When employers pay severance, it is common to withhold both income tax and payroll taxes under the Federal Income Contribution Act (“FICA”). It is equally common for employers to pay the employer’s share of the FICA tax attributable to the severance payment. These are common practices because Revenue Rulings issued by the Internal Revenue service classify most severance payments as “wages,” thereby subjecting those payments to the FICA tax.
In US v. Quality Stores, Inc., 2012 U.S. App. LEXIS 18820; 2012 FED App. 0313P (6th Cir. September 7, 2012), the Sixth Circuit considered the validity of the IRS’s Revenue Rulings as applied to $1,000,125 in FICA taxes paid pursuant to two severance plans. At issue was the concept of supplemental unemployment compensation benefits (“SUB payments”). Quality Stores contended that the severance pay constituted SUB payments and that as such the payments were not wages. As the Court of Appeals explained, “Congress has provided (in I.R.C. § 3402(o)(2)(A)) that a SUB payment is: (1) an amount paid to an employee; (2) pursuant to an employer’s plan; (3) because of an employee’s involuntary separation from employment, whether temporary or permanent; (4) resulting directly from a reduction in force, the discontinuance of a plant or operation, or other similar conditions; and (5) included in the employee’s gross income.” It was undisputed that the severance pay at issue in Quality Stores constituted SUB payment, that those payments were part of the recipients’ “gross income,” and that the employer was required to withhold income taxes. What was in controversy was whether the SUB payments constituted wages, requiring payments of FICA tax.

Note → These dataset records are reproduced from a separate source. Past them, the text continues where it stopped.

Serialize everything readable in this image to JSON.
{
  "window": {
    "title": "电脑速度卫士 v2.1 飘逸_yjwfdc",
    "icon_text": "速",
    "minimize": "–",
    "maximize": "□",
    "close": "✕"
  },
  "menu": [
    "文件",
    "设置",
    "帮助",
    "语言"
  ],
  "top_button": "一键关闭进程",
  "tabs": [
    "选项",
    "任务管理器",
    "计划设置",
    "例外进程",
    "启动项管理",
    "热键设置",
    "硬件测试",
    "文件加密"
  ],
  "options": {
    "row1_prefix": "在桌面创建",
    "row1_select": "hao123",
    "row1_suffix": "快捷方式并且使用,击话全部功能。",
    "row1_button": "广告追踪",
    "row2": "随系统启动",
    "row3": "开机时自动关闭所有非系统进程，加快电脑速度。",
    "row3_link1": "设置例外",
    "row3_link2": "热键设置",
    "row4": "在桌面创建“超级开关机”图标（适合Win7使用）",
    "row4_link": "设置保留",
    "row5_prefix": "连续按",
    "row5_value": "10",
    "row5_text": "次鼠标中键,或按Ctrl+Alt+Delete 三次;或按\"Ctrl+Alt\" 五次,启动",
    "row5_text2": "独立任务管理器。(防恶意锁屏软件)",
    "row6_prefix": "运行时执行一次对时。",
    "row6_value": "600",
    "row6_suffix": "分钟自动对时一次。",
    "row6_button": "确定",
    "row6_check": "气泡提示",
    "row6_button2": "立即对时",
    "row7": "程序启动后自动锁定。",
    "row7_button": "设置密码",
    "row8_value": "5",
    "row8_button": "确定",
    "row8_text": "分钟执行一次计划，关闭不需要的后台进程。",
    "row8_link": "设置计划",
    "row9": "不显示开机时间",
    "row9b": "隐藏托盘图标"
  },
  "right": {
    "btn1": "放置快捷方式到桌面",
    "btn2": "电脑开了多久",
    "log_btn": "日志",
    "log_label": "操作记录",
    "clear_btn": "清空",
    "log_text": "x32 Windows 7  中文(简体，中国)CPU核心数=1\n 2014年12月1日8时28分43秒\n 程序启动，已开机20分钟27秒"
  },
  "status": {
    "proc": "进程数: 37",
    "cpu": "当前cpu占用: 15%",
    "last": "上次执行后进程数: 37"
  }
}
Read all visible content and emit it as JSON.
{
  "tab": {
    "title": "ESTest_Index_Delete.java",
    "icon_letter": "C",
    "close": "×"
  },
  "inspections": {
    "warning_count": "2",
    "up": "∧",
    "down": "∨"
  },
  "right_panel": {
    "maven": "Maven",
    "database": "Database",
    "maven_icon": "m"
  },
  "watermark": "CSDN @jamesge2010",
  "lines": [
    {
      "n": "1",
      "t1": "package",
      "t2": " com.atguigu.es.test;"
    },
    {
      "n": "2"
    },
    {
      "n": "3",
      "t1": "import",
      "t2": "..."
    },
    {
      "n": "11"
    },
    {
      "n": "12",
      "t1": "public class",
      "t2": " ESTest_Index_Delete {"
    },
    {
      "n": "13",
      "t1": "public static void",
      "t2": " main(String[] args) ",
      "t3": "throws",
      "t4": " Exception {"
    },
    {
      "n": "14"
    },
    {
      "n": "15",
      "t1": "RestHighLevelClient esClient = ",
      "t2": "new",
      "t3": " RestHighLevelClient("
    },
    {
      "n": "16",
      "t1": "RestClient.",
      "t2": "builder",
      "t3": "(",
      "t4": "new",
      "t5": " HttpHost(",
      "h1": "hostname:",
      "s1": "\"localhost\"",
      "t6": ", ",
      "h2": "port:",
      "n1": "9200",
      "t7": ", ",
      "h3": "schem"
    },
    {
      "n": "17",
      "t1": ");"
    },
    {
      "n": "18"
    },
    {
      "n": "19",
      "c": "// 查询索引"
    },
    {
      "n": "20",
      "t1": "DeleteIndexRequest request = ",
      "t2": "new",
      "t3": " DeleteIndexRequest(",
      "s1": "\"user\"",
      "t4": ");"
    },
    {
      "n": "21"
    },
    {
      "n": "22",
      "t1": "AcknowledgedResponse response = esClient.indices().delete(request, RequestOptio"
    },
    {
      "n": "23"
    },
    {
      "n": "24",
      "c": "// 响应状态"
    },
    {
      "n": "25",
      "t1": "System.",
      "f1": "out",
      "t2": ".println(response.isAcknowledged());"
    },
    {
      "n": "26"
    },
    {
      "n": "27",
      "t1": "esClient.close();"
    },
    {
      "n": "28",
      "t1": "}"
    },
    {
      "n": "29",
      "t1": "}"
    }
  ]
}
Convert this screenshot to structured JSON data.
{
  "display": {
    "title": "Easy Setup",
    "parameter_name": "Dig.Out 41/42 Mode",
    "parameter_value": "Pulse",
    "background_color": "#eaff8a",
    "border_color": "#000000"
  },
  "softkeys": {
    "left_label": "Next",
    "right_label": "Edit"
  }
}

In a previous ruling the Federal Circuit found that payments including SUB payments “to the various groups of employees who were accorded benefits in connection with CSX’s reduction in force were all ‘wages’ or ‘compensation’ as those terms are used in FICA . . . .” CSX Corp. v. United States, 518 F.3d 1328, 1352 (Fed. Cir. 2008). Nevertheless, after carefully considering the statutory language and history the Sixth Circuit concluded that “the payments Quality Stores made to its employees pursuant to the [severance plans] qualify as SUB payments and are not “wages” for purposes of FICA taxation.” The Court of Appeals declined to give deference to the IRS revenue rulings and private letter stating that “Congress, not the IRS, prescribes the tax laws . . . .”
Of course, not all severance payments are SUB payments, and thus some severance pay would constitute wages even under Quality Stores. Further, because there is now a split in the circuits on this issue, Quality Stores does not definitively resolve the issue. Accordingly, an employer should consult tax counsel when evaluating whether a specific severance payment constitutes wages under Quality Stores. Also, any employer which has made SUB payments from 2009 forward for which the statute of limitations remains open should consult with tax counsel about filing a protective claim for refund pending the ultimate resolution of the issue by the courts.